That heavy tool box fell on your foot right. You are now initialed to a sample of every tool they make to keep them quite. Oh no I'm thinking like the *_* generation, shoot me.
Cowboy


----------



## samgregger (Jan 23, 2013)

Hey hey, the 12yo Chinese girl that did those welds tried her best.


----------



## gpop (May 14, 2018)

Sent pics to my supplier, He forwarded them to the ridgid rep with the details of the original order.

I get a e-mail back asking me about the pictures as the ridgid rep can not tell what part is broken. Supplier said he was just going to order a new box then send the old one back.

Before ordering this i told my boss that ridgid was the best on the market and the pony motor will still be kicking arse when i retire.

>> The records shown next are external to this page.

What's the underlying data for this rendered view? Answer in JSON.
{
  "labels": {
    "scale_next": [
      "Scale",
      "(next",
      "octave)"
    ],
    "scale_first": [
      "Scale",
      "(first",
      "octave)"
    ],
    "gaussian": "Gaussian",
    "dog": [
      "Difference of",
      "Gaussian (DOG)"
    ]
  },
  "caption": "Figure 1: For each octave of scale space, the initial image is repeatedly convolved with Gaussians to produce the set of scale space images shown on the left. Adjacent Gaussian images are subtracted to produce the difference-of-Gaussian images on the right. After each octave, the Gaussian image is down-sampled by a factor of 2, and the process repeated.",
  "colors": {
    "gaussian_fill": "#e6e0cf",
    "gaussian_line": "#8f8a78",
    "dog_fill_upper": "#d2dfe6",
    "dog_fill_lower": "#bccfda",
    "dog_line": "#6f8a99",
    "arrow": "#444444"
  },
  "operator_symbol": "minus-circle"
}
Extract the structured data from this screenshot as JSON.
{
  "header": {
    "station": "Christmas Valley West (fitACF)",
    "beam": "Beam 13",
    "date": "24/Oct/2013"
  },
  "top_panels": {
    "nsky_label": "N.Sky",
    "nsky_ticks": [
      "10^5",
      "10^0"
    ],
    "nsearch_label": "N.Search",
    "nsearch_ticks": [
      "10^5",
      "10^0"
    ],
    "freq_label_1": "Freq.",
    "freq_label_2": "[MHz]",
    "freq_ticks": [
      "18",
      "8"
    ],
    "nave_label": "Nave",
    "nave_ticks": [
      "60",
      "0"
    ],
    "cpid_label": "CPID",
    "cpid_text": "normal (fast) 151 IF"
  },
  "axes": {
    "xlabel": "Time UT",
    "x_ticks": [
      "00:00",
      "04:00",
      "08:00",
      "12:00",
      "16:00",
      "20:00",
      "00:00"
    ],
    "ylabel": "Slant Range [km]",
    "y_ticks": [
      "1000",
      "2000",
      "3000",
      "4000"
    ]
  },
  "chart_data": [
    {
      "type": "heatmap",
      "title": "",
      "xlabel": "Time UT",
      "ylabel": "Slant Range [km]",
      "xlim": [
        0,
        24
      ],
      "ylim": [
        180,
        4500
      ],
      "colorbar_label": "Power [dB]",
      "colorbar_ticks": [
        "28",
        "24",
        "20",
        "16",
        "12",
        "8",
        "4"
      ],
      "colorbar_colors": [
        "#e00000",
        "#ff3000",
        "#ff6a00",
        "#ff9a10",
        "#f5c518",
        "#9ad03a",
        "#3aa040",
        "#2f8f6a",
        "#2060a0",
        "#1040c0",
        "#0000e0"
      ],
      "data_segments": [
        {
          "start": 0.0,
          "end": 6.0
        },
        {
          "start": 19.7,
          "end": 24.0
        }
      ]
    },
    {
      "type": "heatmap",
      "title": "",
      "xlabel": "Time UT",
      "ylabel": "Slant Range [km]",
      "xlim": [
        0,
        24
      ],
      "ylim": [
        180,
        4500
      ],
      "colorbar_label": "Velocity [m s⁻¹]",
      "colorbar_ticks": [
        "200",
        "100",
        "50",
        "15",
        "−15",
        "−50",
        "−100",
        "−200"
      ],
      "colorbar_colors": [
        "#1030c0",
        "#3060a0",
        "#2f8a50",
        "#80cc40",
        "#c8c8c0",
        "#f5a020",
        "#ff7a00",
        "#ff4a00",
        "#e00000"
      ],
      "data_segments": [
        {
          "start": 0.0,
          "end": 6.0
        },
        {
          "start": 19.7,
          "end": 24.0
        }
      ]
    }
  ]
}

Boss is all "dam your retiring soon by the looks of it".


----------



## gpop (May 14, 2018)

just the cowboy said:


> That heavy tool box fell on your foot right. You are now initialed to a sample of every tool they make to keep them quite. Oh no I'm thinking like the *_* generation, shoot me.
> Cowboy



lol. Hell if i had managed to get it out of the cardboard box before the handle fell off i might have dropped it on my foot. 

If i sue ridgid next on my list is greenlee for selling me a slug buster with a set of stainless dies that do not fit in the preformed plastic box. Nothing like sharp cutters rattle around in the box with my girly little E&I hands.


----------